It was an evening of academic fun Friday as nearly 70 area students competed for a place in the ESPN-televised Scripps National Spelling Bee.

With adrenaline pumping and brains working at full throttle, students from 30 local elementary and middle schools tested their spelling skills during the 10th-annual Regional Spelling Bee.

"I'm excited and nervous, but it'll be fun," Saranac Central sixth-grader Melissa Garvey said before the three-hour event kicked off at Peru Central School.

While many were visibly nervous before they took the stage, not all seemed intimidated by the judges, questions or packed audience.

"I think it's cool. It'll be fun," Harley Disco, a sixth-grader at Northeastern Clinton Central School, said nonchalantly as he geared up for the first round of oral questions.


While it was her second year vying for a place in the national competition in Washington, D.C., that takes place in late May, Saranac seventh-grader Christina Fray still battled nerves before she took the stage with the other 66 students in grades four through eight.

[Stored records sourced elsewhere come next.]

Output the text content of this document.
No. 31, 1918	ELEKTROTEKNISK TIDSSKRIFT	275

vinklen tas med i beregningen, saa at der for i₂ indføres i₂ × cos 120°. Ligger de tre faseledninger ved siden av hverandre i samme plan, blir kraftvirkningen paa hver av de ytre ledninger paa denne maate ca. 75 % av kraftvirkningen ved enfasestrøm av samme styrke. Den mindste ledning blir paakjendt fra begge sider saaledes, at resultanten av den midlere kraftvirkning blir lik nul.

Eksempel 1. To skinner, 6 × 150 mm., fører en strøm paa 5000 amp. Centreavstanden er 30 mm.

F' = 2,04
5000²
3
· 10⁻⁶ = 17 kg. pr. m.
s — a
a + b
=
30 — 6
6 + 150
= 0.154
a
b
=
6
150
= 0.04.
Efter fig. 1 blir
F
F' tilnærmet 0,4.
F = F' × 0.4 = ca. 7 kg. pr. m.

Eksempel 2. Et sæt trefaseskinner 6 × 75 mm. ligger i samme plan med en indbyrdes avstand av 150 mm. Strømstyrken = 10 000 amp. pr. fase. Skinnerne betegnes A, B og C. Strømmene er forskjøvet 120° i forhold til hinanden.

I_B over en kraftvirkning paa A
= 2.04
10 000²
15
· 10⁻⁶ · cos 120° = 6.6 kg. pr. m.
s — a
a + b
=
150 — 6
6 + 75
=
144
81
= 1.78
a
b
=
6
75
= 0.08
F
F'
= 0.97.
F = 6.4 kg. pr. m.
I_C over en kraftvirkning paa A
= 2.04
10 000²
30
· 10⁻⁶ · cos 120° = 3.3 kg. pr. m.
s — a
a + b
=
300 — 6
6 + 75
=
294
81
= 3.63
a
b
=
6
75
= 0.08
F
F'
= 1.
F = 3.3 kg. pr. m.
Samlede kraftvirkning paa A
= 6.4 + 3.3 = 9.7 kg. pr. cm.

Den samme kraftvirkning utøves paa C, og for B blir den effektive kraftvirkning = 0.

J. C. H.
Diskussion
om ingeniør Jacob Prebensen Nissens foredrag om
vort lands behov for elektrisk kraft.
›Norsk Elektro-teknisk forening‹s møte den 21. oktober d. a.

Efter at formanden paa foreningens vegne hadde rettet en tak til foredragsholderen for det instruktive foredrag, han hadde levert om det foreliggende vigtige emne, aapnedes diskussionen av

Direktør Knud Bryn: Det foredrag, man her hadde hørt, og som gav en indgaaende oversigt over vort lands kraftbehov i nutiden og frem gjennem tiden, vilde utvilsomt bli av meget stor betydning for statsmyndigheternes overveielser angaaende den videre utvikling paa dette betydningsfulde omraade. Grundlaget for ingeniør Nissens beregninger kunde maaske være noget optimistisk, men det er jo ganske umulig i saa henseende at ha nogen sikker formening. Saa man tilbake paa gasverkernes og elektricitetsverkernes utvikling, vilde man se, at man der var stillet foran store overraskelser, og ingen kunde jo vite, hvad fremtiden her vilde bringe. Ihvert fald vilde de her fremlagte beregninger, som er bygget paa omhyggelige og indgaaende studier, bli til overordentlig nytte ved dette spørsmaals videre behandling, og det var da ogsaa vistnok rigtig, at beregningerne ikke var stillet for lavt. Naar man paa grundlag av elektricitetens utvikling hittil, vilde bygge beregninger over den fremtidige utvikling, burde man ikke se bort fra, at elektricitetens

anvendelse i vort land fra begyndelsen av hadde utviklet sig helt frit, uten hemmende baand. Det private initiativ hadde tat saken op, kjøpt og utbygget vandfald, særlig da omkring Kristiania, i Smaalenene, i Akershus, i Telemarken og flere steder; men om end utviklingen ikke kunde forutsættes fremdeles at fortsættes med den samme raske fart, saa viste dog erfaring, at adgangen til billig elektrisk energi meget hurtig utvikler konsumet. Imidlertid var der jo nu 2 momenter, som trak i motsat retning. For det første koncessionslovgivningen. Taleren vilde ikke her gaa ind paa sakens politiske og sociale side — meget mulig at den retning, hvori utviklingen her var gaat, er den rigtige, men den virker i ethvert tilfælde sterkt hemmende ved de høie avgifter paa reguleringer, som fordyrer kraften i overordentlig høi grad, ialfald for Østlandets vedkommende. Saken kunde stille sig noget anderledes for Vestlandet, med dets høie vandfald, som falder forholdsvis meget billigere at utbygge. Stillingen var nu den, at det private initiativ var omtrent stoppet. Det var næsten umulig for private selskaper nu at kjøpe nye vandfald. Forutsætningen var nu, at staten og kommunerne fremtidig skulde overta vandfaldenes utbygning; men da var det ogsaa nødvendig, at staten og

Like many others, she had been busy practicing for the big event but said she was "still a little nervous" about the bee, which was sponsored by the Champlain Valley Educational Services Regional Spelling Bee, Press-Republican and North Country Parents for a National Spelling Bee group.

The event brought out many first-time spelling enthusiasts, but also several past regional winners, including 2010 champion Alyssa Szczypien from Peru Central and 2009 top finalist Leo Lee of Seton Catholic.

Each of the students earned a spot in the regional competition after winning similar events at their schools.


The highly anticipated event wasn't just popular among students, but teachers, administrators and parents as well.

"I really enjoy it, and it's always fun to watch," said Plattsburgh resident Jennifer Loop, who competed in the spelling bees as a child and turned out Friday to support her daughter, Erika Caron.

Erika was an alternate for Plattsburgh City School District.

While Harley Disco wasn't nervous before he took the stage, his mom, Kelly, was.

But, she said, "I'm so excited and proud of him."

After two oral rounds and a written exam, the crowd on stage slowly dwindled to a select few.

Finally, in the 26th round, the competition boiled down to the two most recent regional winners — Alyssa Szczypien and Leo Lee.

With the correct spelling of penitentiary, Leo ultimately took home top honors.

Individual grade-level winners were: Quincy Parkinson, a Plattsburgh fourth-grader; Sam Schantz, a fifth-grader from Plattsburgh City School District; Moriah sixth-grader Nicholas Manfred; and Northern Adirondack Central seventh-grader Azalea Gonya.